CHECK AND MAKE SURE HE IS GOOD AND DEAD!!!



It is an insult to remember Frank Rizzo! He was a nasty sick lowlife racist that took too long to DIED! Many people are happy he is dead and only wish he died a horrible death. With allot of suffering!!!! The scars he left to the citizen of Philly still hurt to this day!

News flash: Frank Rizzo was an absolutely terrible Mayor. And, it was not just because he was an inveterate racist, who lined up black men naked against the wall while the press watched, or other wonderful things. Unfortunately, racist urban mayors exist throughout much of our Country's unfortunate history. But there is a reason that despite that, Rizzo still generally is talked about as one of the worst Mayors of all time.

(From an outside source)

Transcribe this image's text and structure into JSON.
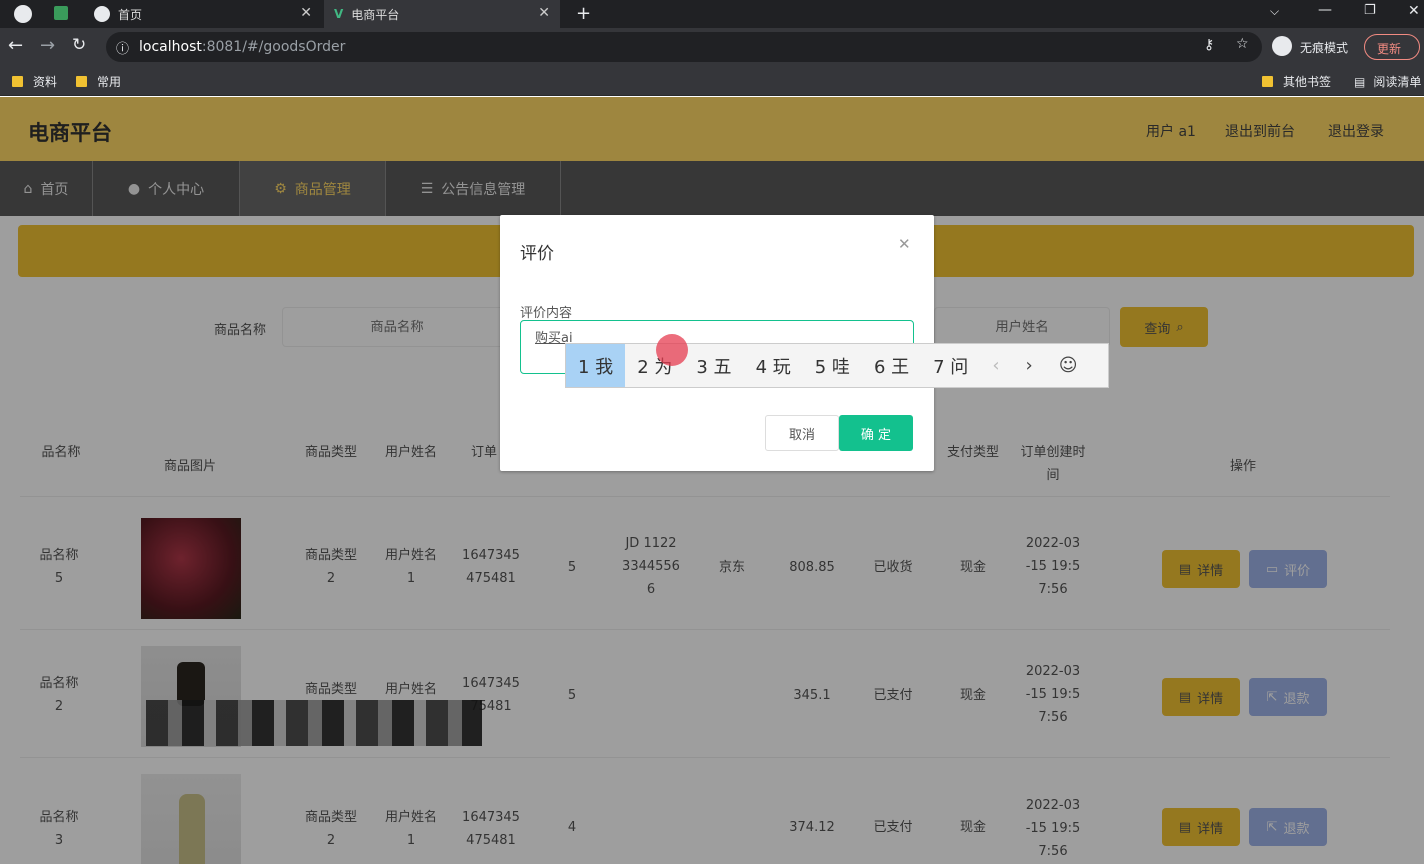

As one quick example, Rizzo is basically single-handedly responsible for setting PGW down the path to debt and destruction that it is currently on. Why? Because he decided loading it up with his buddies was more important than... providing gas. He also presided over huge population losses, scared people away from Philly in the Bicentennial, etc., etc., etc. He was also not that book smart! Today his buddy still enjoy the jobs he got them….Many were unqualified and just as racist and ignorant as Rizzo!





If Rizzo was alive he would be thankful for Mayor Nutter…because of the Stop & Frisk program. The targets black children and adults! If GOD is the judge of a man life …..Rizzo is in hell!